But the attorney for Dylan Quick had plenty to say on the 20-year-old’s behalf.
“The young man is concerned about what happened a couple of days ago,” said attorney Jules Laird, describing a recent conversation he had had with his client.
“He’s concerned about what’s going to happen to him in the future. He’s still a young man,” Laird said.
Laird said Quick was still processing what had happened and appeared to have difficulty understanding the gravity of the accusations against him.
“He was able to talk to me, but he is also telling me things that (need to be) evaluated,” he said.
Laird planned to have doctors perform a mental evaluation of Quick, who is partially deaf and spent most of his life being homeschooled by his mother.
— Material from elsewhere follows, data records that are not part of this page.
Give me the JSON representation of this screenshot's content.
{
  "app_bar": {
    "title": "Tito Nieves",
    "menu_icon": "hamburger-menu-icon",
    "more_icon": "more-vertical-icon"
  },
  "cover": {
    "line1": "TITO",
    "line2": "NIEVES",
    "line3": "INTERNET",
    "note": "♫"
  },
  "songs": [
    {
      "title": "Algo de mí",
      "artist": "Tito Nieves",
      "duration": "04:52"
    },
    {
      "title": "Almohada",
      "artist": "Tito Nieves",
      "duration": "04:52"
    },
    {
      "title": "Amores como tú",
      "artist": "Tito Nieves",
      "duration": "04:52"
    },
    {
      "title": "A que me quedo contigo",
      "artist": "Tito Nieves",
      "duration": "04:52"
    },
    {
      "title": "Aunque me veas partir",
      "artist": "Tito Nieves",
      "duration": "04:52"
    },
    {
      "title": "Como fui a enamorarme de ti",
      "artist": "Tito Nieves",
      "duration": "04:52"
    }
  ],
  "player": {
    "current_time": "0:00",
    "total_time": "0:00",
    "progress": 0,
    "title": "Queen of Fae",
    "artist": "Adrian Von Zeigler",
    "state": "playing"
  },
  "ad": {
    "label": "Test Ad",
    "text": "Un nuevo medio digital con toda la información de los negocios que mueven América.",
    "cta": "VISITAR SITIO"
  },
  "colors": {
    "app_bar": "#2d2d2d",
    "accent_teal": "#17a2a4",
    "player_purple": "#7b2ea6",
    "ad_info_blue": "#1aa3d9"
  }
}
Quick vanished in 2011 and was the target of a frantic search. Frank Black with Eqqusearch said Quick sent a text to his parents that said: "If I continue to live at your house, I would probably commit suicide." He was later found unharmed on the Lone Star campus.
“He’s spent most of his life in a world where he doesn’t hear people unless they are specifically talking to him. So he is obviously not able to communicate like you and I can,” Laird said.
Prosecutors have charged Quick with three counts of aggravated assault, but insisted all of the victims would be heard from in court.
If convicted, Quick could face two to 20 years behind bars.
But Laird insisted there was more to the story.
“They’ve got a statement from him, but that’s not the whole story. There are other things that he has not told them. There are other things that I need to find out about. And then we will provide the whole story to the public so that they can understand what happened,” he said.
Quick is being held without bond and remains on suicide watch at the Harris County Jail.